The biggest challenges facing smallholder farming communities in the Limpopo Basin of southern Africa are food insecurity, poverty and ill-health. Many parts of the basin are routinely food-deficient and rely on food aid. In the past two seasons there have been confirmed reports of starvation deaths in basin areas in both Zimbabwe and Mozambique. The basin’s local economies depend on rainfed agricultural systems characterized by low productivity, vulnerability to frequent drought (and sometimes devastating floods), poor adoption of improved technologies and diminishing farm labor due to out-migration and HIV/AIDS. This is exacerbated by poorly developed input and output markets.This project recognizes that subsistence agriculture alone will neither meet future food needs nor address the growing poverty problem in these drought-stricken environments. There is need to strengthen linkages through a systems approach that integrates improved water and soil management with varietal improvement, markets and other institutional arrangements which facilitate farmer investment in improved production practices.
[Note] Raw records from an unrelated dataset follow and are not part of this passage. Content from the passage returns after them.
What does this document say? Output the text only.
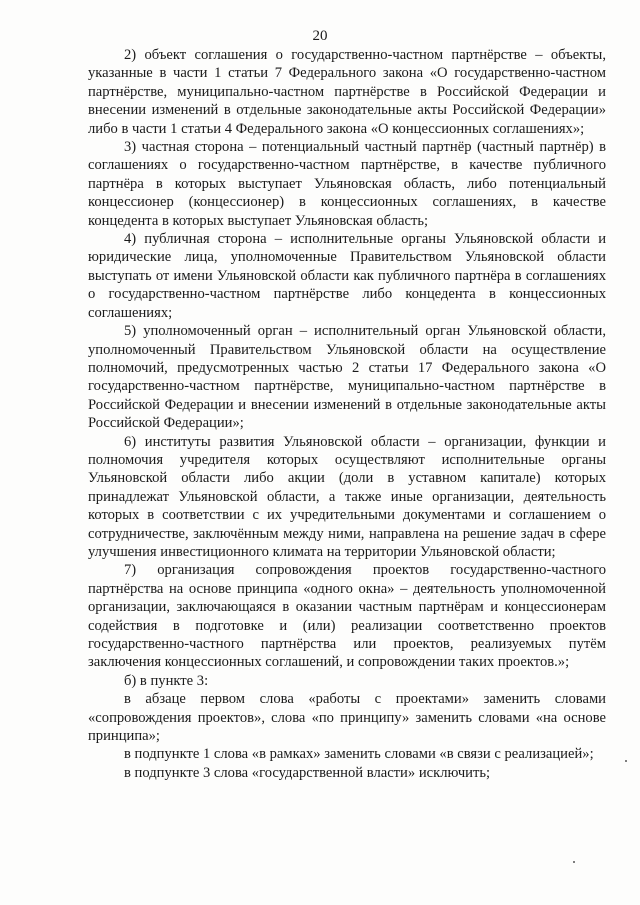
20

2) объект соглашения о государственно-частном партнёрстве – объекты, указанные в части 1 статьи 7 Федерального закона «О государственно-частном партнёрстве, муниципально-частном партнёрстве в Российской Федерации и внесении изменений в отдельные законодательные акты Российской Федерации» либо в части 1 статьи 4 Федерального закона «О концессионных соглашениях»;

3) частная сторона – потенциальный частный партнёр (частный партнёр) в соглашениях о государственно-частном партнёрстве, в качестве публичного партнёра в которых выступает Ульяновская область, либо потенциальный концессионер (концессионер) в концессионных соглашениях, в качестве концедента в которых выступает Ульяновская область;

4) публичная сторона – исполнительные органы Ульяновской области и юридические лица, уполномоченные Правительством Ульяновской области выступать от имени Ульяновской области как публичного партнёра в соглашениях о государственно-частном партнёрстве либо концедента в концессионных соглашениях;

5) уполномоченный орган – исполнительный орган Ульяновской области, уполномоченный Правительством Ульяновской области на осуществление полномочий, предусмотренных частью 2 статьи 17 Федерального закона «О государственно-частном партнёрстве, муниципально-частном партнёрстве в Российской Федерации и внесении изменений в отдельные законодательные акты Российской Федерации»;

6) институты развития Ульяновской области – организации, функции и полномочия учредителя которых осуществляют исполнительные органы Ульяновской области либо акции (доли в уставном капитале) которых принадлежат Ульяновской области, а также иные организации, деятельность которых в соответствии с их учредительными документами и соглашением о сотрудничестве, заключённым между ними, направлена на решение задач в сфере улучшения инвестиционного климата на территории Ульяновской области;

7) организация сопровождения проектов государственно-частного партнёрства на основе принципа «одного окна» – деятельность уполномоченной организации, заключающаяся в оказании частным партнёрам и концессионерам содействия в подготовке и (или) реализации соответственно проектов государственно-частного партнёрства или проектов, реализуемых путём заключения концессионных соглашений, и сопровождении таких проектов.»;

б) в пункте 3:

в абзаце первом слова «работы с проектами» заменить словами «сопровождения проектов», слова «по принципу» заменить словами «на основе принципа»;

в подпункте 1 слова «в рамках» заменить словами «в связи с реализацией»;

в подпункте 3 слова «государственной власти» исключить;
The CPWF’s project goal is to improve food security, incomes and livelihoods of smallholder farmers in the Limpopo Basin. To achieve this goal, the project built on: past and current collaborative research by national programs and the CGIAR on crop-water productivity in drought-prone areas; innovative approaches to participatory technology development and extension; and new institutional arrangements that link the public and private sector with the smallholder farmer in appropriate market chains.
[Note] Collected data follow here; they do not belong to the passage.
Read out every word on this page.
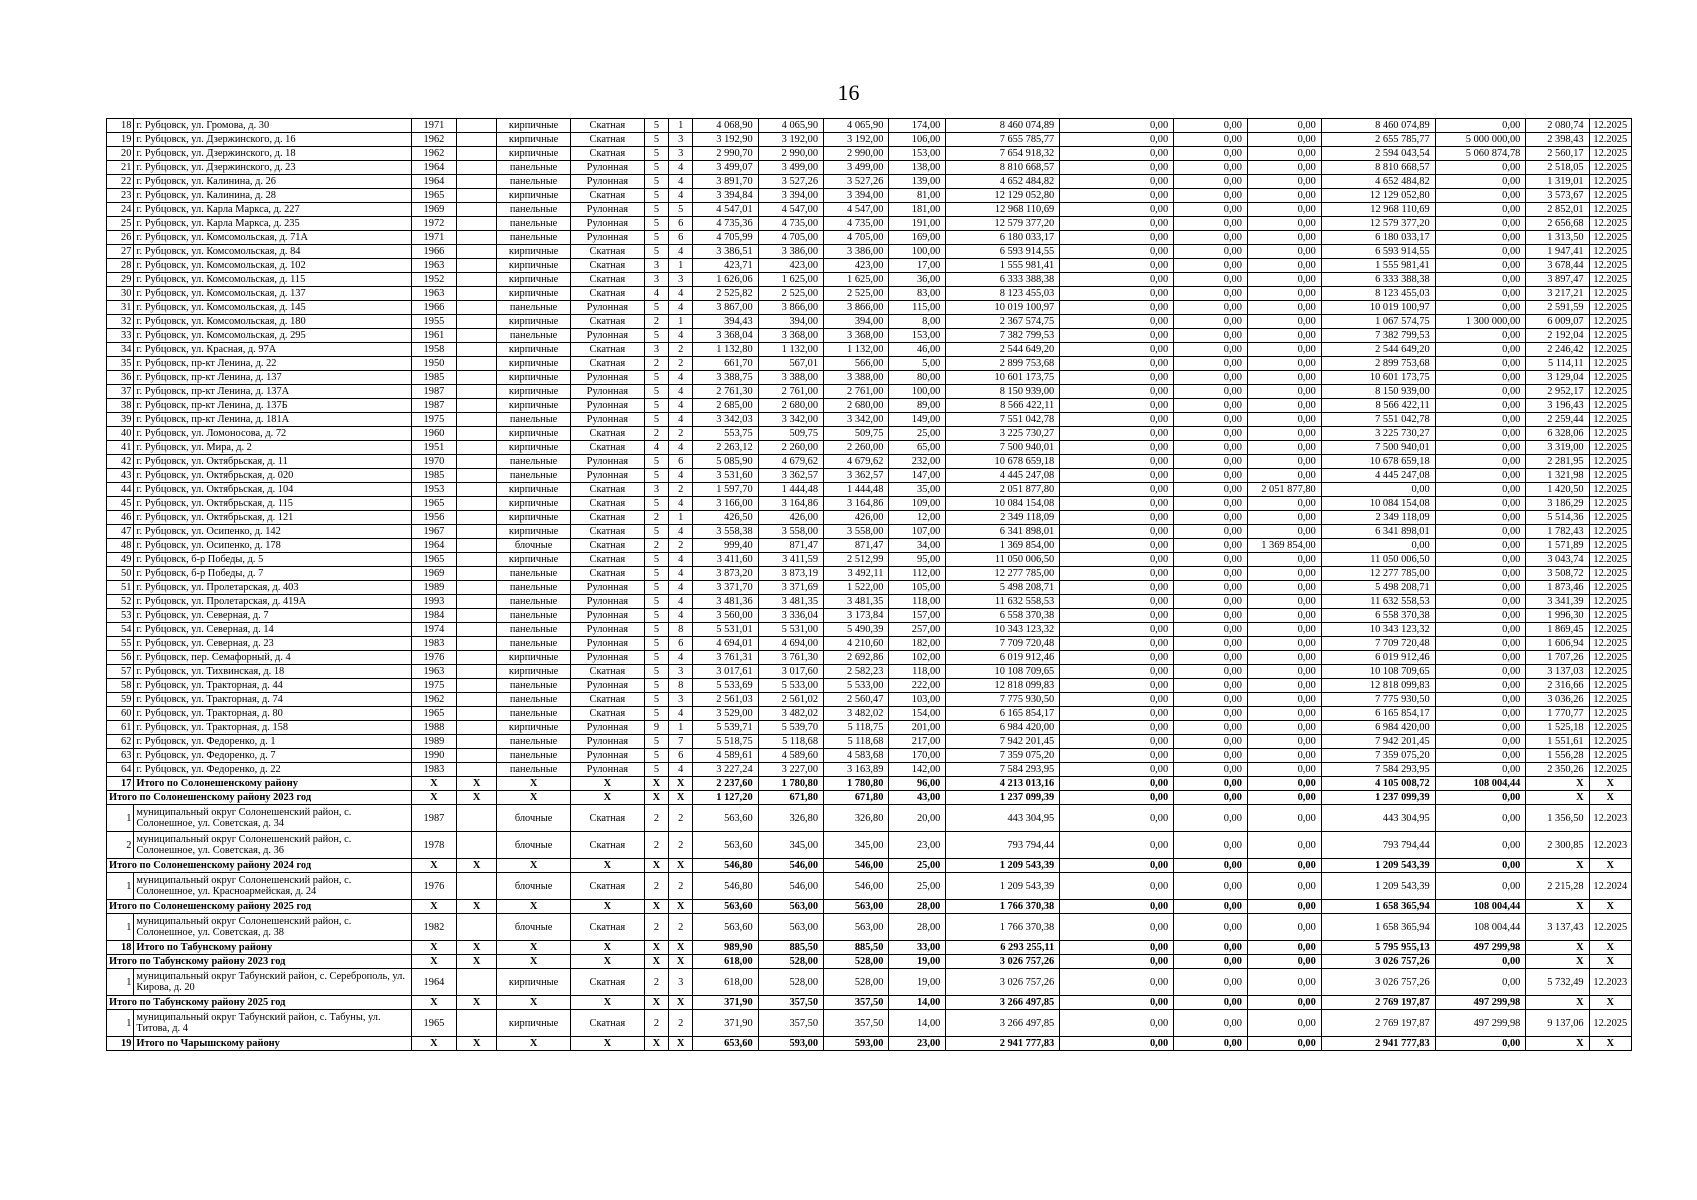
16
18	г. Рубцовск, ул. Громова, д. 30	1971		кирпичные	Скатная	5	1	4 068,90	4 065,90	4 065,90	174,00	8 460 074,89	0,00	0,00	0,00	8 460 074,89	0,00	2 080,74	12.2025
19	г. Рубцовск, ул. Дзержинского, д. 16	1962		кирпичные	Скатная	5	3	3 192,90	3 192,00	3 192,00	106,00	7 655 785,77	0,00	0,00	0,00	2 655 785,77	5 000 000,00	2 398,43	12.2025
20	г. Рубцовск, ул. Дзержинского, д. 18	1962		кирпичные	Скатная	5	3	2 990,70	2 990,00	2 990,00	153,00	7 654 918,32	0,00	0,00	0,00	2 594 043,54	5 060 874,78	2 560,17	12.2025
21	г. Рубцовск, ул. Дзержинского, д. 23	1964		панельные	Рулонная	5	4	3 499,07	3 499,00	3 499,00	138,00	8 810 668,57	0,00	0,00	0,00	8 810 668,57	0,00	2 518,05	12.2025
22	г. Рубцовск, ул. Калинина, д. 26	1964		панельные	Рулонная	5	4	3 891,70	3 527,26	3 527,26	139,00	4 652 484,82	0,00	0,00	0,00	4 652 484,82	0,00	1 319,01	12.2025
23	г. Рубцовск, ул. Калинина, д. 28	1965		кирпичные	Скатная	5	4	3 394,84	3 394,00	3 394,00	81,00	12 129 052,80	0,00	0,00	0,00	12 129 052,80	0,00	3 573,67	12.2025
24	г. Рубцовск, ул. Карла Маркса, д. 227	1969		панельные	Рулонная	5	5	4 547,01	4 547,00	4 547,00	181,00	12 968 110,69	0,00	0,00	0,00	12 968 110,69	0,00	2 852,01	12.2025
25	г. Рубцовск, ул. Карла Маркса, д. 235	1972		панельные	Рулонная	5	6	4 735,36	4 735,00	4 735,00	191,00	12 579 377,20	0,00	0,00	0,00	12 579 377,20	0,00	2 656,68	12.2025
26	г. Рубцовск, ул. Комсомольская, д. 71А	1971		панельные	Рулонная	5	6	4 705,99	4 705,00	4 705,00	169,00	6 180 033,17	0,00	0,00	0,00	6 180 033,17	0,00	1 313,50	12.2025
27	г. Рубцовск, ул. Комсомольская, д. 84	1966		кирпичные	Скатная	5	4	3 386,51	3 386,00	3 386,00	100,00	6 593 914,55	0,00	0,00	0,00	6 593 914,55	0,00	1 947,41	12.2025
28	г. Рубцовск, ул. Комсомольская, д. 102	1963		кирпичные	Скатная	3	1	423,71	423,00	423,00	17,00	1 555 981,41	0,00	0,00	0,00	1 555 981,41	0,00	3 678,44	12.2025
29	г. Рубцовск, ул. Комсомольская, д. 115	1952		кирпичные	Скатная	3	3	1 626,06	1 625,00	1 625,00	36,00	6 333 388,38	0,00	0,00	0,00	6 333 388,38	0,00	3 897,47	12.2025
30	г. Рубцовск, ул. Комсомольская, д. 137	1963		кирпичные	Скатная	4	4	2 525,82	2 525,00	2 525,00	83,00	8 123 455,03	0,00	0,00	0,00	8 123 455,03	0,00	3 217,21	12.2025
31	г. Рубцовск, ул. Комсомольская, д. 145	1966		панельные	Рулонная	5	4	3 867,00	3 866,00	3 866,00	115,00	10 019 100,97	0,00	0,00	0,00	10 019 100,97	0,00	2 591,59	12.2025
32	г. Рубцовск, ул. Комсомольская, д. 180	1955		кирпичные	Скатная	2	1	394,43	394,00	394,00	8,00	2 367 574,75	0,00	0,00	0,00	1 067 574,75	1 300 000,00	6 009,07	12.2025
33	г. Рубцовск, ул. Комсомольская, д. 295	1961		панельные	Рулонная	5	4	3 368,04	3 368,00	3 368,00	153,00	7 382 799,53	0,00	0,00	0,00	7 382 799,53	0,00	2 192,04	12.2025
34	г. Рубцовск, ул. Красная, д. 97А	1958		кирпичные	Скатная	3	2	1 132,80	1 132,00	1 132,00	46,00	2 544 649,20	0,00	0,00	0,00	2 544 649,20	0,00	2 246,42	12.2025
35	г. Рубцовск, пр-кт Ленина, д. 22	1950		кирпичные	Скатная	2	2	661,70	567,01	566,00	5,00	2 899 753,68	0,00	0,00	0,00	2 899 753,68	0,00	5 114,11	12.2025
36	г. Рубцовск, пр-кт Ленина, д. 137	1985		кирпичные	Рулонная	5	4	3 388,75	3 388,00	3 388,00	80,00	10 601 173,75	0,00	0,00	0,00	10 601 173,75	0,00	3 129,04	12.2025
37	г. Рубцовск, пр-кт Ленина, д. 137А	1987		кирпичные	Рулонная	5	4	2 761,30	2 761,00	2 761,00	100,00	8 150 939,00	0,00	0,00	0,00	8 150 939,00	0,00	2 952,17	12.2025
38	г. Рубцовск, пр-кт Ленина, д. 137Б	1987		кирпичные	Рулонная	5	4	2 685,00	2 680,00	2 680,00	89,00	8 566 422,11	0,00	0,00	0,00	8 566 422,11	0,00	3 196,43	12.2025
39	г. Рубцовск, пр-кт Ленина, д. 181А	1975		панельные	Рулонная	5	4	3 342,03	3 342,00	3 342,00	149,00	7 551 042,78	0,00	0,00	0,00	7 551 042,78	0,00	2 259,44	12.2025
40	г. Рубцовск, ул. Ломоносова, д. 72	1960		кирпичные	Скатная	2	2	553,75	509,75	509,75	25,00	3 225 730,27	0,00	0,00	0,00	3 225 730,27	0,00	6 328,06	12.2025
41	г. Рубцовск, ул. Мира, д. 2	1951		кирпичные	Скатная	4	4	2 263,12	2 260,00	2 260,00	65,00	7 500 940,01	0,00	0,00	0,00	7 500 940,01	0,00	3 319,00	12.2025
42	г. Рубцовск, ул. Октябрьская, д. 11	1970		панельные	Рулонная	5	6	5 085,90	4 679,62	4 679,62	232,00	10 678 659,18	0,00	0,00	0,00	10 678 659,18	0,00	2 281,95	12.2025
43	г. Рубцовск, ул. Октябрьская, д. 020	1985		панельные	Рулонная	5	4	3 531,60	3 362,57	3 362,57	147,00	4 445 247,08	0,00	0,00	0,00	4 445 247,08	0,00	1 321,98	12.2025
44	г. Рубцовск, ул. Октябрьская, д. 104	1953		кирпичные	Скатная	3	2	1 597,70	1 444,48	1 444,48	35,00	2 051 877,80	0,00	0,00	2 051 877,80	0,00	0,00	1 420,50	12.2025
45	г. Рубцовск, ул. Октябрьская, д. 115	1965		кирпичные	Скатная	5	4	3 166,00	3 164,86	3 164,86	109,00	10 084 154,08	0,00	0,00	0,00	10 084 154,08	0,00	3 186,29	12.2025
46	г. Рубцовск, ул. Октябрьская, д. 121	1956		кирпичные	Скатная	2	1	426,50	426,00	426,00	12,00	2 349 118,09	0,00	0,00	0,00	2 349 118,09	0,00	5 514,36	12.2025
47	г. Рубцовск, ул. Осипенко, д. 142	1967		кирпичные	Скатная	5	4	3 558,38	3 558,00	3 558,00	107,00	6 341 898,01	0,00	0,00	0,00	6 341 898,01	0,00	1 782,43	12.2025
48	г. Рубцовск, ул. Осипенко, д. 178	1964		блочные	Скатная	2	2	999,40	871,47	871,47	34,00	1 369 854,00	0,00	0,00	1 369 854,00	0,00	0,00	1 571,89	12.2025
49	г. Рубцовск, б-р Победы, д. 5	1965		кирпичные	Скатная	5	4	3 411,60	3 411,59	2 512,99	95,00	11 050 006,50	0,00	0,00	0,00	11 050 006,50	0,00	3 043,74	12.2025
50	г. Рубцовск, б-р Победы, д. 7	1969		панельные	Скатная	5	4	3 873,20	3 873,19	3 492,11	112,00	12 277 785,00	0,00	0,00	0,00	12 277 785,00	0,00	3 508,72	12.2025
51	г. Рубцовск, ул. Пролетарская, д. 403	1989		панельные	Рулонная	5	4	3 371,70	3 371,69	1 522,00	105,00	5 498 208,71	0,00	0,00	0,00	5 498 208,71	0,00	1 873,46	12.2025
52	г. Рубцовск, ул. Пролетарская, д. 419А	1993		панельные	Рулонная	5	4	3 481,36	3 481,35	3 481,35	118,00	11 632 558,53	0,00	0,00	0,00	11 632 558,53	0,00	3 341,39	12.2025
53	г. Рубцовск, ул. Северная, д. 7	1984		панельные	Рулонная	5	4	3 560,00	3 336,04	3 173,84	157,00	6 558 370,38	0,00	0,00	0,00	6 558 370,38	0,00	1 996,30	12.2025
54	г. Рубцовск, ул. Северная, д. 14	1974		панельные	Рулонная	5	8	5 531,01	5 531,00	5 490,39	257,00	10 343 123,32	0,00	0,00	0,00	10 343 123,32	0,00	1 869,45	12.2025
55	г. Рубцовск, ул. Северная, д. 23	1983		панельные	Рулонная	5	6	4 694,01	4 694,00	4 210,60	182,00	7 709 720,48	0,00	0,00	0,00	7 709 720,48	0,00	1 606,94	12.2025
56	г. Рубцовск, пер. Семафорный, д. 4	1976		кирпичные	Рулонная	5	4	3 761,31	3 761,30	2 692,86	102,00	6 019 912,46	0,00	0,00	0,00	6 019 912,46	0,00	1 707,26	12.2025
57	г. Рубцовск, ул. Тихвинская, д. 18	1963		кирпичные	Скатная	5	3	3 017,61	3 017,60	2 582,23	118,00	10 108 709,65	0,00	0,00	0,00	10 108 709,65	0,00	3 137,03	12.2025
58	г. Рубцовск, ул. Тракторная, д. 44	1975		панельные	Рулонная	5	8	5 533,69	5 533,00	5 533,00	222,00	12 818 099,83	0,00	0,00	0,00	12 818 099,83	0,00	2 316,66	12.2025
59	г. Рубцовск, ул. Тракторная, д. 74	1962		панельные	Скатная	5	3	2 561,03	2 561,02	2 560,47	103,00	7 775 930,50	0,00	0,00	0,00	7 775 930,50	0,00	3 036,26	12.2025
60	г. Рубцовск, ул. Тракторная, д. 80	1965		панельные	Скатная	5	4	3 529,00	3 482,02	3 482,02	154,00	6 165 854,17	0,00	0,00	0,00	6 165 854,17	0,00	1 770,77	12.2025
61	г. Рубцовск, ул. Тракторная, д. 158	1988		кирпичные	Рулонная	9	1	5 539,71	5 539,70	5 118,75	201,00	6 984 420,00	0,00	0,00	0,00	6 984 420,00	0,00	1 525,18	12.2025
62	г. Рубцовск, ул. Федоренко, д. 1	1989		панельные	Рулонная	5	7	5 518,75	5 118,68	5 118,68	217,00	7 942 201,45	0,00	0,00	0,00	7 942 201,45	0,00	1 551,61	12.2025
63	г. Рубцовск, ул. Федоренко, д. 7	1990		панельные	Рулонная	5	6	4 589,61	4 589,60	4 583,68	170,00	7 359 075,20	0,00	0,00	0,00	7 359 075,20	0,00	1 556,28	12.2025
64	г. Рубцовск, ул. Федоренко, д. 22	1983		панельные	Рулонная	5	4	3 227,24	3 227,00	3 163,89	142,00	7 584 293,95	0,00	0,00	0,00	7 584 293,95	0,00	2 350,26	12.2025
17	Итого по Солонешенскому району	X	X	X	X	X	X	2 237,60	1 780,80	1 780,80	96,00	4 213 013,16	0,00	0,00	0,00	4 105 008,72	108 004,44	X	X
Итого по Солонешенскому району 2023 год		X	X	X	X	X	X	1 127,20	671,80	671,80	43,00	1 237 099,39	0,00	0,00	0,00	1 237 099,39	0,00	X	X
1	муниципальный округ Солонешенский район, с. Солонешное, ул. Советская, д. 34	1987		блочные	Скатная	2	2	563,60	326,80	326,80	20,00	443 304,95	0,00	0,00	0,00	443 304,95	0,00	1 356,50	12.2023
2	муниципальный округ Солонешенский район, с. Солонешное, ул. Советская, д. 36	1978		блочные	Скатная	2	2	563,60	345,00	345,00	23,00	793 794,44	0,00	0,00	0,00	793 794,44	0,00	2 300,85	12.2023
Итого по Солонешенскому району 2024 год		X	X	X	X	X	X	546,80	546,00	546,00	25,00	1 209 543,39	0,00	0,00	0,00	1 209 543,39	0,00	X	X
1	муниципальный округ Солонешенский район, с. Солонешное, ул. Красноармейская, д. 24	1976		блочные	Скатная	2	2	546,80	546,00	546,00	25,00	1 209 543,39	0,00	0,00	0,00	1 209 543,39	0,00	2 215,28	12.2024
Итого по Солонешенскому району 2025 год		X	X	X	X	X	X	563,60	563,00	563,00	28,00	1 766 370,38	0,00	0,00	0,00	1 658 365,94	108 004,44	X	X
1	муниципальный округ Солонешенский район, с. Солонешное, ул. Советская, д. 38	1982		блочные	Скатная	2	2	563,60	563,00	563,00	28,00	1 766 370,38	0,00	0,00	0,00	1 658 365,94	108 004,44	3 137,43	12.2025
18	Итого по Табунскому району	X	X	X	X	X	X	989,90	885,50	885,50	33,00	6 293 255,11	0,00	0,00	0,00	5 795 955,13	497 299,98	X	X
Итого по Табунскому району 2023 год		X	X	X	X	X	X	618,00	528,00	528,00	19,00	3 026 757,26	0,00	0,00	0,00	3 026 757,26	0,00	X	X
1	муниципальный округ Табунский район, с. Сереброполь, ул. Кирова, д. 20	1964		кирпичные	Скатная	2	3	618,00	528,00	528,00	19,00	3 026 757,26	0,00	0,00	0,00	3 026 757,26	0,00	5 732,49	12.2023
Итого по Табунскому району 2025 год		X	X	X	X	X	X	371,90	357,50	357,50	14,00	3 266 497,85	0,00	0,00	0,00	2 769 197,87	497 299,98	X	X
1	муниципальный округ Табунский район, с. Табуны, ул. Титова, д. 4	1965		кирпичные	Скатная	2	2	371,90	357,50	357,50	14,00	3 266 497,85	0,00	0,00	0,00	2 769 197,87	497 299,98	9 137,06	12.2025
19	Итого по Чарышскому району	X	X	X	X	X	X	653,60	593,00	593,00	23,00	2 941 777,83	0,00	0,00	0,00	2 941 777,83	0,00	X	X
The results from the activities include the following:

• Farmers identified water management technologies that led to higher yield in dry environments through participatory on-farm trials and farmer access to seed of the identified improved cereal and legume varieties that mature early and thus escape terminal drought. Increased yield was observed in water use efficiency trials, variety trials, water harvesting trials and soil fertility (fertilizer use trials)

• Farmers access to an assured market. The case of Progress Milling in the Limpopo Area of South Africa provided a learning point on the market driven technology adoption whereby farmers used fertilizer packs in different sizes on maize. This demonstrated to farmers that there was synergy of the resultant increased production and marketing of the surplus production. This new institutional arrangement led to a linkage of the public and private sector leading to greater uptake of technologies. This ensured sustainability of project outputs, and prevented agricultural resource degradation from nutrient mining and the exploitation of fragile lands.

• At the end of the project, the major output has been the improved food security of the direct beneficiaries who reported increased yields and production from the adoption of the various technologies. The project, however, did not make major immediate impacts on non beneficiaries as these would only be achieved through an up-scaling phase of the proven technologies of project.